If California had a state fragrance, my vote would go to Cleveland sage leaves. My second choice would be hummingbird sage leaves (see last month's column), and my next choice would be white sage leaves. Each one of these is distinctive and evokes a different mood, color, and sense of place. But all of them are salvias.
Betsy Clebsch, the author of two books on salvias from around the world, talked about salvias and led a tour of her garden this spring. All of the following evergreen shrubby sages grow best in full sun with good drainage, no fertilizer, and no summer water once established. You can't go wrong with any of the numerous cleveland sage cultivars, Betsy said.

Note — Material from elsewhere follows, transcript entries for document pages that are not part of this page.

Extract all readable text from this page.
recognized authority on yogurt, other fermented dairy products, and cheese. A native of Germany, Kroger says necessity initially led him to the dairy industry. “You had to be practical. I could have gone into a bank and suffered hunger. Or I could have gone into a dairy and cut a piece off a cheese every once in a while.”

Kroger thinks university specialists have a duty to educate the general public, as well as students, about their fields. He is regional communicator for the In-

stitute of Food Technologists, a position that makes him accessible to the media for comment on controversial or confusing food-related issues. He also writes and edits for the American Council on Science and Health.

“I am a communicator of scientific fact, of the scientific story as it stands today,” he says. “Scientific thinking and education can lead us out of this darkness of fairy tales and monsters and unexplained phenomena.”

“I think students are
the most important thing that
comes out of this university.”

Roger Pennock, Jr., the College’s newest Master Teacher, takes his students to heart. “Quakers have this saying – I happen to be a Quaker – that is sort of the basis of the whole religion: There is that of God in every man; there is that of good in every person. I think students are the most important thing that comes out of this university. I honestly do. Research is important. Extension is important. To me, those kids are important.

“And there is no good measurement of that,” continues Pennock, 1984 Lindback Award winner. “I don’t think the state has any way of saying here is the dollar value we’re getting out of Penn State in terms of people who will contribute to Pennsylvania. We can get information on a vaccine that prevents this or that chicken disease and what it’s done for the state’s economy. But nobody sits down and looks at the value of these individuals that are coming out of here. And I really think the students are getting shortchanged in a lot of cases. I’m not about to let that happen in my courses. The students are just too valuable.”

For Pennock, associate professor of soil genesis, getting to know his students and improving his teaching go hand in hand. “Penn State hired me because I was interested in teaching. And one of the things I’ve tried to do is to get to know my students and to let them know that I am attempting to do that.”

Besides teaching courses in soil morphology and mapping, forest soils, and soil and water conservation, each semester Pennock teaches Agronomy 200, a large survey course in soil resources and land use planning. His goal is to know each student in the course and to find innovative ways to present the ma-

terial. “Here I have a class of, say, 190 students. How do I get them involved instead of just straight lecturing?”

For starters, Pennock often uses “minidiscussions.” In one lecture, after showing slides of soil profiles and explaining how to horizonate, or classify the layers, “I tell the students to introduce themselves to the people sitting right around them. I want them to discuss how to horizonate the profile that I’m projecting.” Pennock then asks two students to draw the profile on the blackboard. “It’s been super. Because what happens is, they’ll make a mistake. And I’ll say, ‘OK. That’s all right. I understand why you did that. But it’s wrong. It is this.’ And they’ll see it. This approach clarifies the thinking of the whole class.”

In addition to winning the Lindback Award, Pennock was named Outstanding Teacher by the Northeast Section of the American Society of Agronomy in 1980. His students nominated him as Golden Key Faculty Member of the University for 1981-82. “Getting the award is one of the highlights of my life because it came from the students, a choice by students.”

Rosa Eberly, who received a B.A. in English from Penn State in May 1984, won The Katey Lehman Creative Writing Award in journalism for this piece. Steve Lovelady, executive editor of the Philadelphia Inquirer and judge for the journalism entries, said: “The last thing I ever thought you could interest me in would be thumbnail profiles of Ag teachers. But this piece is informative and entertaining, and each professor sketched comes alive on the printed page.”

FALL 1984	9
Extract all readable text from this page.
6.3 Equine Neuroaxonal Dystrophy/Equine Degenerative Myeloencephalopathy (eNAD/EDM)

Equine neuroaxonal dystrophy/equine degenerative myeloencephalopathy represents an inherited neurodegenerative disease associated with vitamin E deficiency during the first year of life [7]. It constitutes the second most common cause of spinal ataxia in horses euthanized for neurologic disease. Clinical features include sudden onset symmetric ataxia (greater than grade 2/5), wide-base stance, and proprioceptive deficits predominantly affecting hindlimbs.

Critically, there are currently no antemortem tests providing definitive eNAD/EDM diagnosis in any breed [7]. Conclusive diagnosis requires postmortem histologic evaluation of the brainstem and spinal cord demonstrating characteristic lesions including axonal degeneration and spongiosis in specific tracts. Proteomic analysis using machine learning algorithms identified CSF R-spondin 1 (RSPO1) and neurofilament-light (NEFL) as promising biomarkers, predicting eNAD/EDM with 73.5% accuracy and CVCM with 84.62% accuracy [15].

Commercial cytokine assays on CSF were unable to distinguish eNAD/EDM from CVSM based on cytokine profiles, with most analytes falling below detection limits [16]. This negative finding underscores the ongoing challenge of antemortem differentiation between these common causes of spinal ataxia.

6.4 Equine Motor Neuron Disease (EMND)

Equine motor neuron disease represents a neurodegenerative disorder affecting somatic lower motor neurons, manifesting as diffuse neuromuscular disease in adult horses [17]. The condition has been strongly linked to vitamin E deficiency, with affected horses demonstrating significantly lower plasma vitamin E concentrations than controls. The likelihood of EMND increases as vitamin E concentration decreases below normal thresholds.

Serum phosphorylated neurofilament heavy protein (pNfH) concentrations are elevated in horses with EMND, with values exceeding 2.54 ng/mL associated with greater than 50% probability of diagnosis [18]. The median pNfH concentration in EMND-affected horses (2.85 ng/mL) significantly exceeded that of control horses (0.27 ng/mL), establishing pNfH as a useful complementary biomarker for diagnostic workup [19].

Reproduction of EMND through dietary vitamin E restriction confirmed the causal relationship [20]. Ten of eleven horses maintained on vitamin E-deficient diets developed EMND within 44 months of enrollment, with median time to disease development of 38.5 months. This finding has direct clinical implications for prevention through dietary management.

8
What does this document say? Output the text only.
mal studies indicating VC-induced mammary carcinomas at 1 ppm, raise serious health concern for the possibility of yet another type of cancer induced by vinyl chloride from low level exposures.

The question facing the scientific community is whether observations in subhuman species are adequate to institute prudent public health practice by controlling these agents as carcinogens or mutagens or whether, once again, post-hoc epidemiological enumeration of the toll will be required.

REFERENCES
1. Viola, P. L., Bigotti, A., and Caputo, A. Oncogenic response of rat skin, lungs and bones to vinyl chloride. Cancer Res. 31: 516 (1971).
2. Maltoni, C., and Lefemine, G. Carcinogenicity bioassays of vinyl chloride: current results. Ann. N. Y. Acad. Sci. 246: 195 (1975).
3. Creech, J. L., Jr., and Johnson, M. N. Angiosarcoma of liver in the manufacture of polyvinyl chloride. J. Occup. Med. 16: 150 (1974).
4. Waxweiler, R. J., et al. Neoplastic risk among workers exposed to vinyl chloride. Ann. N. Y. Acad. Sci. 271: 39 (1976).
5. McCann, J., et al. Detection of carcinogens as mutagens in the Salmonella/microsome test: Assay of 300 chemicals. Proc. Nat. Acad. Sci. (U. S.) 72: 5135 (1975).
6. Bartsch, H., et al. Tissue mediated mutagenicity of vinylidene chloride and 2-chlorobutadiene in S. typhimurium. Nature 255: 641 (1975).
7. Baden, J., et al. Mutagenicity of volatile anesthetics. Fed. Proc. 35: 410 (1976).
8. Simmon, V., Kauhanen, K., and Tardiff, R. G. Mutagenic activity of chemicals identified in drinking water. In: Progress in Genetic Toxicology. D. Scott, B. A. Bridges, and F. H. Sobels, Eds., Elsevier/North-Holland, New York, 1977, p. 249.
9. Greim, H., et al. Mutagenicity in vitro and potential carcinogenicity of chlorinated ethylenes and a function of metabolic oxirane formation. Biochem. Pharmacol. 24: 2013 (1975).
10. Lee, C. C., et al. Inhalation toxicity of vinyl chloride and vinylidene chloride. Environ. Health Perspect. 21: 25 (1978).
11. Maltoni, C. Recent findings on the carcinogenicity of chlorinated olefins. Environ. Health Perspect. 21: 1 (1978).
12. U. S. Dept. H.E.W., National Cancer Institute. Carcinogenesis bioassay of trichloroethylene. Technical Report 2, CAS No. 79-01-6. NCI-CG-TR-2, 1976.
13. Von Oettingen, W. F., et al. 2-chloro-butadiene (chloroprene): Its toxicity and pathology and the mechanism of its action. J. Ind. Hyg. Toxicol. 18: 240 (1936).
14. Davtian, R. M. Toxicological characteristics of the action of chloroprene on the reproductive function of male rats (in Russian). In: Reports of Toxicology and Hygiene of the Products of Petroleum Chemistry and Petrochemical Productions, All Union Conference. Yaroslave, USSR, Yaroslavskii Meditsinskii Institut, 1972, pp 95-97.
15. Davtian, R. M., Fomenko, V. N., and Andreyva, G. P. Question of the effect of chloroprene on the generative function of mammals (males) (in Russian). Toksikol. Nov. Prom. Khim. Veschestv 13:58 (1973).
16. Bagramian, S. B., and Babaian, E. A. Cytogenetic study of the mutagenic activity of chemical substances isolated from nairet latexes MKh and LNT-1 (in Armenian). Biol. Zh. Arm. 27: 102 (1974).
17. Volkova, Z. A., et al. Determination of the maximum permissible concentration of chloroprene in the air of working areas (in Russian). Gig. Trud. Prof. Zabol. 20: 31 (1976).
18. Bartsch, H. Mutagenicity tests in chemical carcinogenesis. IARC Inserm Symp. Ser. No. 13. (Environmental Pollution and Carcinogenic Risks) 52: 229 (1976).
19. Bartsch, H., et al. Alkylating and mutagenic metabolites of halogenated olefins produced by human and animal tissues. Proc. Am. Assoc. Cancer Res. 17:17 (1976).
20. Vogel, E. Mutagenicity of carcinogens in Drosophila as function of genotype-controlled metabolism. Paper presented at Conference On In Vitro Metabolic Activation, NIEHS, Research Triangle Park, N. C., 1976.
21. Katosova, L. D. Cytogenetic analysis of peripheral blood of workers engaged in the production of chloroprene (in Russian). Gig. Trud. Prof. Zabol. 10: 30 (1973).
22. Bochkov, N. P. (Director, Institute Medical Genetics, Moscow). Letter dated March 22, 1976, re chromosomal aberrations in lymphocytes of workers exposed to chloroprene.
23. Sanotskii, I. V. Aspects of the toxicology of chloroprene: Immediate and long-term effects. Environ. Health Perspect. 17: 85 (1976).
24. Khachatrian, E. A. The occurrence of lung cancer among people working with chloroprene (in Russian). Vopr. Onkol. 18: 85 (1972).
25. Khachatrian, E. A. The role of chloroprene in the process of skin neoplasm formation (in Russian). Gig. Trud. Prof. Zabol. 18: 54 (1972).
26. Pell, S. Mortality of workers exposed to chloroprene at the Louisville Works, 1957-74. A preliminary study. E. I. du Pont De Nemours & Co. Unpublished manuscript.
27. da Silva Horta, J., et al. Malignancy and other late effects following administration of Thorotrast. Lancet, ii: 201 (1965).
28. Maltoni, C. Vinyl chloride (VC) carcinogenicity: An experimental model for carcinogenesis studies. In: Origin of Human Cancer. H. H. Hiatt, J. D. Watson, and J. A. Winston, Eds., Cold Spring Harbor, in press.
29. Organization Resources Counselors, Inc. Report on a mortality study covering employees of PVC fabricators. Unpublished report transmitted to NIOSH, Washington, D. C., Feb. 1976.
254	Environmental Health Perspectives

She likened their leaf fragrance to rose potpourri. The secrets to growing them are no extra water after the plant is established, perfect drainage, and cutting back a little each January. She singled out the cultivar Winnifred Gilman for its prolific flowers. It forms a 3 foot airy shrub with ashy green leaves. In early summer, its 1 foot ruby-red flowering stems are covered with whorls of violet-blue flowers.
Cleveland sages grow fast and are often planted as fillers, meant to be removed after slower-growing plants fill in. But the scent is so beguiling that gardeners find a way to keep them, or find a different spot to plant a new one.
If you like to spend time in your garden at night, a dramatic plant in moonlight is white sage, with its gray-white leaves and pink-stemmed inflorescences. The shrub is 4 feet tall and wide, with flowering stems in the spring that can tower up to 9 feet high. Prune the stems after flowering. The pungently scented leaves were used in native american ceremonies. Its native habitat is dry, rocky slopes, and because it can get dense, it benefits from good air circulation. Its leaves are larger than many other sages, lending a coarser texture.
Black sage, despite its name, has small shiny mid-green leaves. It forms mounds 3 to 5 feet high and almost as wide. Several lower-growing cultivars are more commonly used in landscapes, particularly the 2 foot high Terra Seca, which can spread 6 feet wide. Betsy called it a substantial, tough, and easy to grow and contain plant. Its spring flowers are tiny and white. Keep it low by pruning any upright growth as it appears.
Purple sage is named for its pinkish purple flowers. In the spring new leaves emerge light green, turning to gray-white as the days warm up. It forms a soft mound 3 to 5 feet tall and wide, with flowering stalks adding another 6 inches or so in spring. Like cleveland sage, it appreciates a light trim in January. Betsy has found the purple sages to be long-lived in her garden.
All of these sages can hybridize freely with each other and, in some cases, with some of the annual sages. If you have more than one type of salvia in your garden, keep an eye out for any hybrids that may appear – and new fragrances.